Bottom Line: As home values continue their upward march in 2013, more homeowners currently trapped underwater will begin to surface. This will be good for buyers exhausted by limited inventory and intense competition in markets such as Phoenix and Miami, but it will also have the effect of cooling price increases. As a result, in 2013, we predict home value appreciation in many areas will look more like a series of steps, characterized by cycles of price spikes and plateaus. Price spikes will free some homeowners from negative equity, allowing them to sell, thereby easing supply constraints and dampening prices until the cycle is repeated.
Historically Affordable
- Mortgage interest rates have been hovering at or near historic lows for the past year, and the Federal Reserve has taken concrete steps to ensure they stay low for at least the foreseeable future.
- At the same time, home values – while recovering nicely – still have a long way to go to reach their pre-bubble levels. Overall, national home values in November were still down 19.4 percent from their peak in May 2007, according to Zillow.
Bottom Line: Between 1985 and 2000, Americans spent, on average, about 20 percent of their household income on mortgage payments.
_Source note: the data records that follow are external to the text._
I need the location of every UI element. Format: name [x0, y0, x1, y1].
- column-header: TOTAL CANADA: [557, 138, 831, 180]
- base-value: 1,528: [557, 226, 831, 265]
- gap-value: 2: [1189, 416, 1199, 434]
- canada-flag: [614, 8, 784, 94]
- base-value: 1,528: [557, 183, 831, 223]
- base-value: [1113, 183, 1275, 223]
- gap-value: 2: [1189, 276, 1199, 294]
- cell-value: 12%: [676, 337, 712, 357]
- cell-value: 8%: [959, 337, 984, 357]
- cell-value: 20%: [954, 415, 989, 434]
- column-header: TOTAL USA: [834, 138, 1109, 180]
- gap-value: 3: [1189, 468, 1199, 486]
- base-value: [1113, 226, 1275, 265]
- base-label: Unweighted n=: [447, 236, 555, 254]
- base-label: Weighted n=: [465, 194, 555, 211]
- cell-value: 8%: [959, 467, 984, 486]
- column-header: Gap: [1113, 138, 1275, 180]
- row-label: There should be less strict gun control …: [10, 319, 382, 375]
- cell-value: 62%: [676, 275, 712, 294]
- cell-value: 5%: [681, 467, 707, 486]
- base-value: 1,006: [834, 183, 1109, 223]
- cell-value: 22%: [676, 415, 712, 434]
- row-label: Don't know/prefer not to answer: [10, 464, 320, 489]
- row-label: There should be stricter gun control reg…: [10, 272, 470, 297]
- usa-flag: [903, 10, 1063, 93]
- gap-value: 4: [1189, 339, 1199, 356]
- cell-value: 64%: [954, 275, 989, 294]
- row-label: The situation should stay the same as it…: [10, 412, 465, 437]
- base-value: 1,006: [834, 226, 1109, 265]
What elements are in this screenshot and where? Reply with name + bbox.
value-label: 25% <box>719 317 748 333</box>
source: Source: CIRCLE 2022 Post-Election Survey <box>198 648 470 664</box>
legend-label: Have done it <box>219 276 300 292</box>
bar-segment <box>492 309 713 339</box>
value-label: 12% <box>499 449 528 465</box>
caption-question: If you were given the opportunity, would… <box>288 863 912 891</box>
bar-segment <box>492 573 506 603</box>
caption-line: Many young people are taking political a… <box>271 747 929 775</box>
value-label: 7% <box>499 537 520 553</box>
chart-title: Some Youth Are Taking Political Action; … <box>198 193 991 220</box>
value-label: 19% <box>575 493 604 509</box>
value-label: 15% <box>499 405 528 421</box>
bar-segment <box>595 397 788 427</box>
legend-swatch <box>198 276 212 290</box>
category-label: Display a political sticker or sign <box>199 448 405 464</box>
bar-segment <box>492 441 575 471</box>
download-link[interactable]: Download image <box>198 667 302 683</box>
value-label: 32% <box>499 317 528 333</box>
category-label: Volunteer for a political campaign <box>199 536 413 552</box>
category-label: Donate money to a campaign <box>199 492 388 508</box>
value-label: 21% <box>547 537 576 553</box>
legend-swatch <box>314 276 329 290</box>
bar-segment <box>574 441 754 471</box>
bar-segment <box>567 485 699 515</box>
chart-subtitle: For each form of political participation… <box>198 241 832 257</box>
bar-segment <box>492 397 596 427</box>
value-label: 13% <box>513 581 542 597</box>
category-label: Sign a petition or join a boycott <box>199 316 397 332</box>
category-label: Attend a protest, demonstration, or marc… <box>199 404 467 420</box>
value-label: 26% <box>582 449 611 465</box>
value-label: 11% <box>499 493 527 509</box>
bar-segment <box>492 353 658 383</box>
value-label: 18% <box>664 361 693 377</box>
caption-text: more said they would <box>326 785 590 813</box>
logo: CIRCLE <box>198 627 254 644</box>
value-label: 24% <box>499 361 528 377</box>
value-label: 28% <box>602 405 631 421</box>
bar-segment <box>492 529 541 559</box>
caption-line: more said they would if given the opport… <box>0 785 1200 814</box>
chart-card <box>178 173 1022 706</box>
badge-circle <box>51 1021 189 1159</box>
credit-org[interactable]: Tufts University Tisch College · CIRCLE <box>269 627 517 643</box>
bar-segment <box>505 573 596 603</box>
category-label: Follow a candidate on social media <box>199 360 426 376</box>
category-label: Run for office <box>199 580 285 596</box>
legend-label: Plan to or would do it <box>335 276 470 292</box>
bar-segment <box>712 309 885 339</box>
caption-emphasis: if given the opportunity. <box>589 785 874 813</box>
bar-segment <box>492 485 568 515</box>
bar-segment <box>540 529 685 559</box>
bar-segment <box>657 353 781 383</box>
That percentage increased to more than 24 percent by 2006, before falling to just 13 percent by the second quarter of 2012. If you can qualify for a home loan, the combination of low rates and low prices means your home-buying dollar will continue to take you farther in 2013 than in recent years, even for buyers on modest budgets.
Mortgage Interest Deducted?
- Changes to the mortgage interest deduction (MID) may be a key element of any “grand bargain” reached by politicians in order to avert the year-end fiscal cliff. If adopted, any measure to limit or repeal the MID will result in some home price impacts over time and by market segment.
- Home values at the high end of the market will likely be more negatively impacted by MID changes than home values overall, according to a recent Zillow survey of economists. For example, in the event that the maximum MID-eligible mortgage amount is reduced from $1 million to $500,000 and the deduction allowance for second homes is eliminated, the majority of respondents said they expect high-end home prices to fall while U.S. home prices overall experience little or no price impact.
Bottom Line: Real estate lobbying groups have long fought against changes to tax rules allowing for the deduction of mortgage interest, arguing that any changes will impact or eliminate some of the historic financial advantages of owning a home. But unless you’re buying a proportionally more expensive home or are buying in a more expensive area, the impacts of MID changes will likely be muted. The decision to buy or sell a home is highly personal and dependent on a number of factors, only one of which is potential tax implications. In 2013, make your decision to buy or sell based on your own informed opinion and your unique situation.